There are a number of limitations in this work which should be acknowledged. First, the study examined adaptive functioning in young children, and additional research would be necessary to extend findings to older samples. Second, most children had co-morbid cognitive impairments and further research with a larger proportion of higher functioning children would be beneficial. Third, floor effects may have influenced our findings, as described previously. The floor of the VABS varies by age (higher for younger children) and domain (often lower for Daily Living and Motor Skills for this age group). Therefore, floor effects may have influenced VABS standard score profiles in lower functioning children and contributed to the negative correlation observed between age and adaptive functioning.

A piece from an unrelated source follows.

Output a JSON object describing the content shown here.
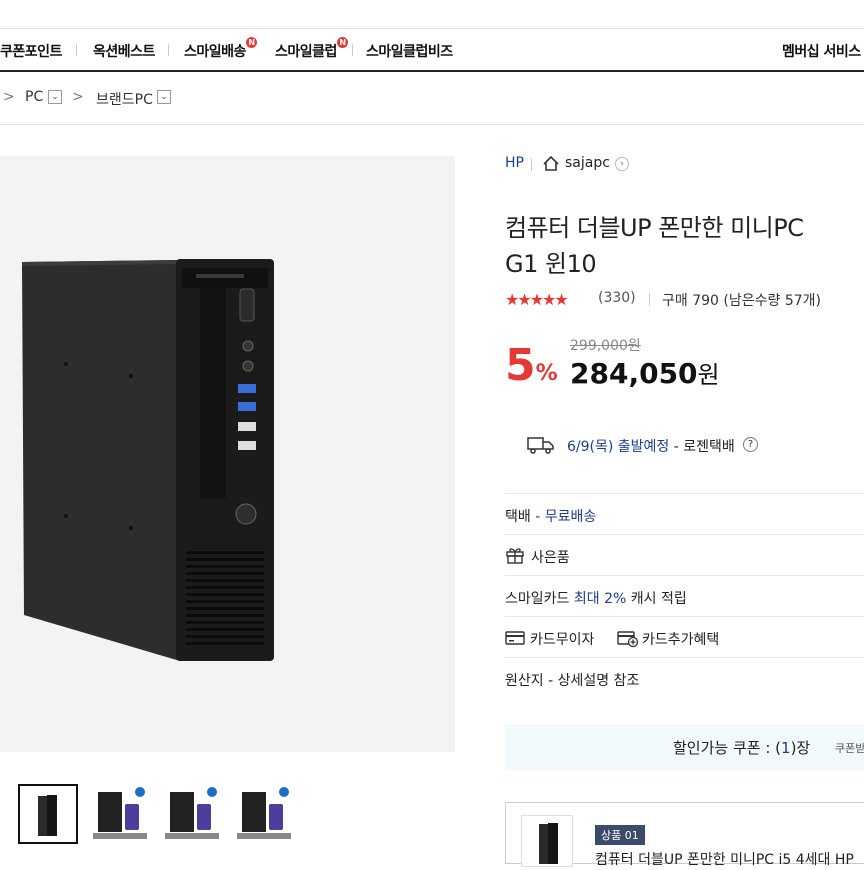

Another limitation is that the sample of children with MR in the matched pairs analysis is rather small and there might be a concern regarding its representativeness. Although many children with ASD in our sample were assessed in specialized autism programs, children with MR were assessed in diagnostic clinics for children with various developmental disorders. Therefore, there is no reason to expect that they are biased towards the autism spectrum. They had a mean CARS score of 23, which is well below the autism range.

A further limitation of these analyses is that data were derived from clinical practice as opposed to a funded research study. Because of this, we have no inter-rater reliability on the children’s diagnoses. Various tools were used to measure cognitive skills and results were combined assuming they are measuring the same construct. Also, the standard scores and age equivalents were sometimes derived from each other mathematically rather than from norms tables, a process which, though common in this sort of research, is likely fraught with an unknown degree of error. Lastly, a new version of the VABS is now available (Sparrow et al. 2005). As the VABS and the Vineland-II measure similar domains of functioning, it is likely that individuals with autism would perform similarly on the two measures, but this remains to be confirmed by future research. Nevertheless, the study has the strength of providing a large and developmentally heterogeneous sample which has facilitated examining some interesting questions regarding the nature of adaptive behavior in children with autism.